Every network has a structure. It might have a dense core at its center, with a number of other dense regions surrounding the core. Perhaps there are two or three distinct subsets that are set quite apart from each other or hardly connected with each other at all. The entire network could consist of just one central core, with very few outliers.
Why such structures may be visible in your graph is relatively easy to understand. Think of your own networks, online as well as offline, such as your family, a circle of friends and your work or study colleagues. Do all of these people know each other? If you tried to draw your entire network of relationships, you might end up with three separate clusters that are only connected by your role in each of them. Alternatively, there may be considerable overlap between them.
The same is true for other types of networks. In the data captured using TAGS, for instance, there may be multiple, distinct sub-networks, even though all of the tweets captured contain the same keyword or hashtag. This is because not everyone participating in the conversation will engage equally with everyone else. One reason for this may be language: users tweeting about an international event such as the Oscars might use the same hashtag to tweet in English, Spanish or Chinese, for instance, but because of language barriers, these accounts may mainly @mention or retweet speakers of their own language. Similarly, users discussing a political topic may retweet only those who subscribe to a similar ideology. This network might end up with several left-wing, moderate and right-wing communities. Other hashtags are simply used for a number of different purposes at the same time.
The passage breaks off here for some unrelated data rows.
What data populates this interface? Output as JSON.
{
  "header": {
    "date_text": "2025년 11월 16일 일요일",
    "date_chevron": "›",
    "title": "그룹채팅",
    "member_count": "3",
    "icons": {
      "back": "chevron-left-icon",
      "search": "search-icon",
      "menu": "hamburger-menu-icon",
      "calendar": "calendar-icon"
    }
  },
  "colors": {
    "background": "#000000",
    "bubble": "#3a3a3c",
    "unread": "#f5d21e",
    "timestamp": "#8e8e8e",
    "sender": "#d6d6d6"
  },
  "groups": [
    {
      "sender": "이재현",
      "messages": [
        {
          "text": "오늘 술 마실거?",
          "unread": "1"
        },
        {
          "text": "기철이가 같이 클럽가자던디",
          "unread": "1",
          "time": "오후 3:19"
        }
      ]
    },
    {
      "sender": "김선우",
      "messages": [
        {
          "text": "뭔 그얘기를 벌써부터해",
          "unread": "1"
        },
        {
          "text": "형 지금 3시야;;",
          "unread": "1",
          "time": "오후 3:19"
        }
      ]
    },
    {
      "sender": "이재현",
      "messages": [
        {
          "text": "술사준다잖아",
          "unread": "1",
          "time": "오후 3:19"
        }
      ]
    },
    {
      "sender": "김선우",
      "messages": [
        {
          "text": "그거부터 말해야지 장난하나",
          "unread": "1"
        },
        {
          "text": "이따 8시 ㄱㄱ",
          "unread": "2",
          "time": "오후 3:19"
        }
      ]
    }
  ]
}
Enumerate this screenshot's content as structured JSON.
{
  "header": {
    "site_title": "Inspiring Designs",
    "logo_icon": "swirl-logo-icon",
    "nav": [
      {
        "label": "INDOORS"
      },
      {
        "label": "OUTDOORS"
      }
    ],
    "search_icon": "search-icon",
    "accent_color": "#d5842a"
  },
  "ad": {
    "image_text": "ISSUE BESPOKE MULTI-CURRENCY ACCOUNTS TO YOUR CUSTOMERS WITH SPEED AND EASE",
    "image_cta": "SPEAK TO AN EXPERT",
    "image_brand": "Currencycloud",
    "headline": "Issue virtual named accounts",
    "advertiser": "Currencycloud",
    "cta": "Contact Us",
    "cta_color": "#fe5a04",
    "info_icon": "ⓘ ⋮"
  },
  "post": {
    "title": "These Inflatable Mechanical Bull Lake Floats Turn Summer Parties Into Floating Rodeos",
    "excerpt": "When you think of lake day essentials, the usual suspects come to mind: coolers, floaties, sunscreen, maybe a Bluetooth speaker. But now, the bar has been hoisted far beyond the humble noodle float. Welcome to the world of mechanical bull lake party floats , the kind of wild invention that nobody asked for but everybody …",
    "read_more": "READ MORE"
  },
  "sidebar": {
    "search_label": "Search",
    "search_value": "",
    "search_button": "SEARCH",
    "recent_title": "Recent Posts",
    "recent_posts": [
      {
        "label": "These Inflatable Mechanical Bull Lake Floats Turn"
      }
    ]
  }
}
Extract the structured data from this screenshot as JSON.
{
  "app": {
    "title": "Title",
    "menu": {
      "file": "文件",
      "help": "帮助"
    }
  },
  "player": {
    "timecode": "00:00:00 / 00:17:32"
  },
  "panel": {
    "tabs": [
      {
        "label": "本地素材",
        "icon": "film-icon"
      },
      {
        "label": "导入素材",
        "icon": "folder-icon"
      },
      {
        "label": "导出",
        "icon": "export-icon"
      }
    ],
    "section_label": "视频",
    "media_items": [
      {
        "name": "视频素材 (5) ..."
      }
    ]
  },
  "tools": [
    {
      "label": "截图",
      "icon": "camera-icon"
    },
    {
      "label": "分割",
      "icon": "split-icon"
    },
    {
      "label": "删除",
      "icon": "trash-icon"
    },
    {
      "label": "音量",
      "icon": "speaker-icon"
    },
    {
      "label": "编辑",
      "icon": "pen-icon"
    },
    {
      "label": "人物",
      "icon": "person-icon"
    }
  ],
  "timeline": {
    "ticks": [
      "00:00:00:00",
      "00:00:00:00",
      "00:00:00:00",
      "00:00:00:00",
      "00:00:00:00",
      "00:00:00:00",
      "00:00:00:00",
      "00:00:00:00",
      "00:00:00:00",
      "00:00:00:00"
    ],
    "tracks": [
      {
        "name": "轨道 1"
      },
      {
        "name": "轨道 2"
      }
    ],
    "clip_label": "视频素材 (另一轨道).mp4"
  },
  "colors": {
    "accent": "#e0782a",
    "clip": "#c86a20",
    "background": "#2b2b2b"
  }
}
Identifying clusters in the network
These sub-networks or communities within your network are, in network theory, usually referred to as clusters. There are various approaches for identifying them. In fact, if you distinguished a number of different regions in your visualization, you’ve probably already used one. Perhaps you’ve also explored what the key accounts in each region are, and from this you’ve formulated a hypothesis of what drives the emergence of these distinct structures.
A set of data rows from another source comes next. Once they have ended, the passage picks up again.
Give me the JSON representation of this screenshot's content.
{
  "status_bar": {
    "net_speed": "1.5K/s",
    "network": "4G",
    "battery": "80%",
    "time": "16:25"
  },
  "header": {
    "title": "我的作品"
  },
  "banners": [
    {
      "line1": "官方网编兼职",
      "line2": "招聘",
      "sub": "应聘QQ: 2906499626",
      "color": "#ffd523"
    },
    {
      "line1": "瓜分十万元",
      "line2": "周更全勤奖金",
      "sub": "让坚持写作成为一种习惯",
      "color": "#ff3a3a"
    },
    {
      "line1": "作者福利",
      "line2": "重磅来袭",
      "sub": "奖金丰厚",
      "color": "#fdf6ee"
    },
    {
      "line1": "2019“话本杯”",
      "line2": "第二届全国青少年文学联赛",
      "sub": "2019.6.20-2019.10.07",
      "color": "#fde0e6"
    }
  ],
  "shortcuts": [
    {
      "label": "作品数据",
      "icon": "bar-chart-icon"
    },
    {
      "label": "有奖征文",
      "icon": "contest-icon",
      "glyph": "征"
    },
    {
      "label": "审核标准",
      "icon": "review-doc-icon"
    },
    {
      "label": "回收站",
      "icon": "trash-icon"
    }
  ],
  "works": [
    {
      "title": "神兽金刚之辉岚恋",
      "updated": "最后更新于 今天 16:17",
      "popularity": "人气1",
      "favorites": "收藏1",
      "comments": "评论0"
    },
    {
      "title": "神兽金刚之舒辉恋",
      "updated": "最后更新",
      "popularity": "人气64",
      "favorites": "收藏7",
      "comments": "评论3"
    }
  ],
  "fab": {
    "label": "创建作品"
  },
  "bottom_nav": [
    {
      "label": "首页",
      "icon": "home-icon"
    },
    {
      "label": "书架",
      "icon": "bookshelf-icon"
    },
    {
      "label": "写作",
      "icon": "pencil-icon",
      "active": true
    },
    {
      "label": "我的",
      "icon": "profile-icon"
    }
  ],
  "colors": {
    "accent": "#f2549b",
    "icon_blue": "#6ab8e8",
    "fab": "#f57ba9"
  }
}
Network analysis and visualisation programs such as Gephi provide tools to automate this process and step beyond mere visual detection. To do so, they use a variety of algorithms that analyse the modularity of a network. Modularity means the tendency of a network to separate into different clusters. But even automated cluster detection is far from easy. Where do you draw the line around your personal network, for instance? When does an ‘acquaintance’ turn into a ‘friend’? Even if you could quantify exactly how close you are to everyone around you, what’s the threshold value to make that distinction?
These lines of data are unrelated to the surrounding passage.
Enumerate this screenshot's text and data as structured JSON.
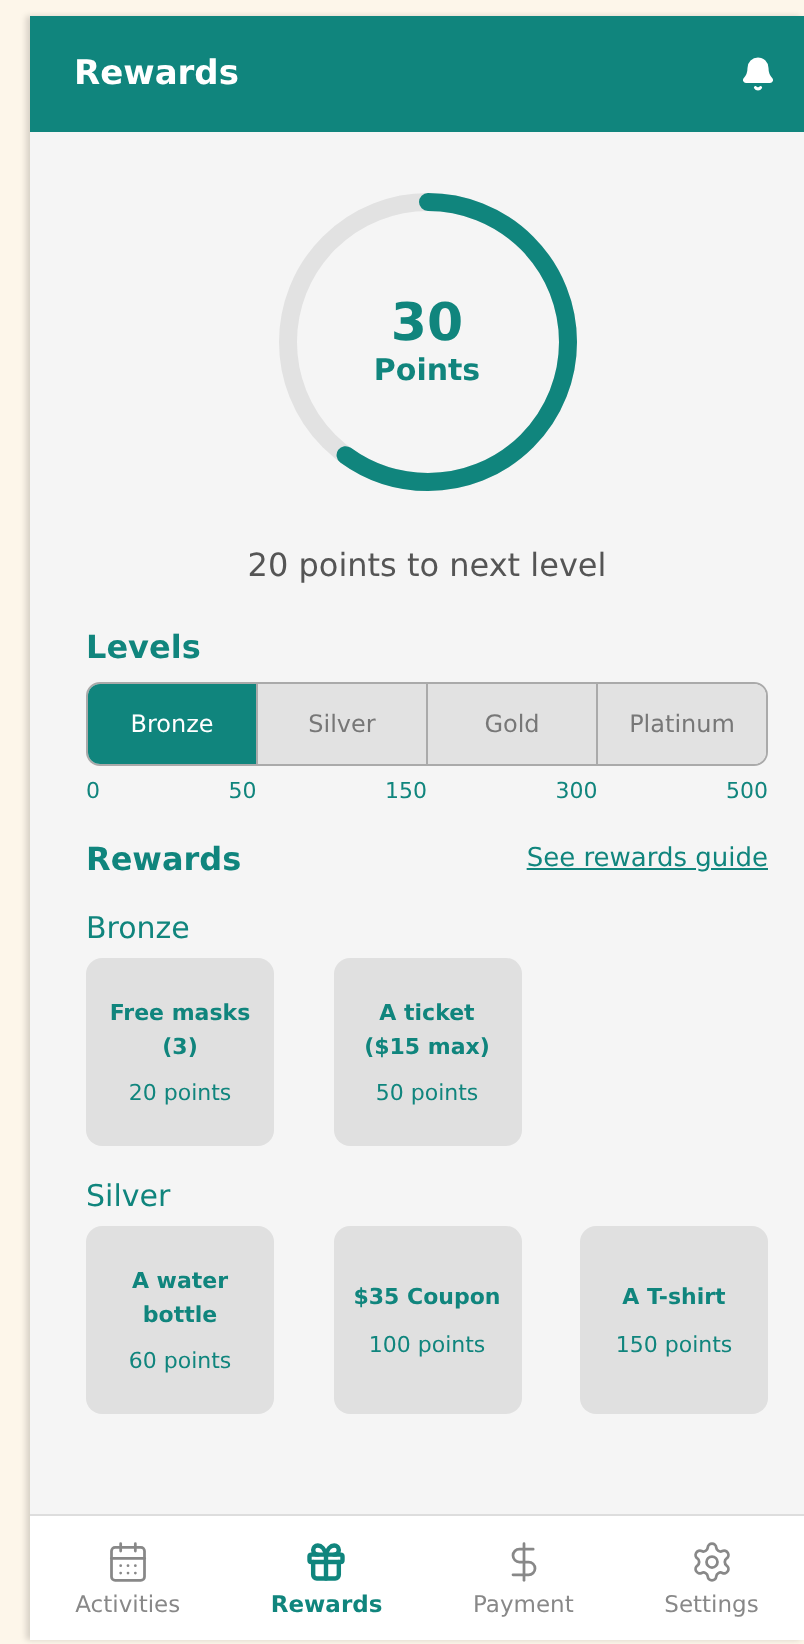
{
  "header": {
    "title": "Rewards"
  },
  "progress": {
    "value": "30",
    "unit": "Points",
    "level": 0.6,
    "caption": "20 points to next level"
  },
  "levels": {
    "title": "Levels",
    "tabs": [
      {
        "label": "Bronze",
        "selected": true
      },
      {
        "label": "Silver",
        "selected": false
      },
      {
        "label": "Gold",
        "selected": false
      },
      {
        "label": "Platinum",
        "selected": false
      }
    ],
    "ticks": [
      "0",
      "50",
      "150",
      "300",
      "500"
    ]
  },
  "rewards": {
    "title": "Rewards",
    "link": "See rewards guide",
    "groups": [
      {
        "name": "Bronze",
        "items": [
          {
            "title": "Free masks (3)",
            "points": "20 points"
          },
          {
            "title": "A ticket ($15 max)",
            "points": "50 points"
          }
        ]
      },
      {
        "name": "Silver",
        "items": [
          {
            "title": "A water bottle",
            "points": "60 points"
          },
          {
            "title": "$35 Coupon",
            "points": "100 points"
          },
          {
            "title": "A T-shirt",
            "points": "150 points"
          }
        ]
      }
    ]
  },
  "nav": [
    {
      "label": "Activities",
      "selected": false
    },
    {
      "label": "Rewards",
      "selected": true
    },
    {
      "label": "Payment",
      "selected": false
    },
    {
      "label": "Settings",
      "selected": false
    }
  ]
}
Rather than setting some universally applicable boundary in each case that determines what is inside and what is outside of any given cluster, modularity algorithms in programs like Gephi can usually be set to be more or less inclusive. Make them more inclusive, and they’ll find fewer, larger clusters or even decide that the entire network is one single cluster. Make them less inclusive, and they’ll find more, but smaller clusters. In this way, the large clusters that the more inclusive approach would have found can be broken up into smaller and smaller subsets, until – in the extreme case – each node becomes its own exclusive cluster.
Again, none of these analyses are inherently right or wrong. They simply use different criteria to measure what constitutes a cluster, the same way you may use different criteria to determine a friend from an acquaintance. Despite these uncertainties, automated cluster detection is valuable: used critically, it can be a very useful tool for extending your understanding of a network structure. It also opens up additional options for visualising the network.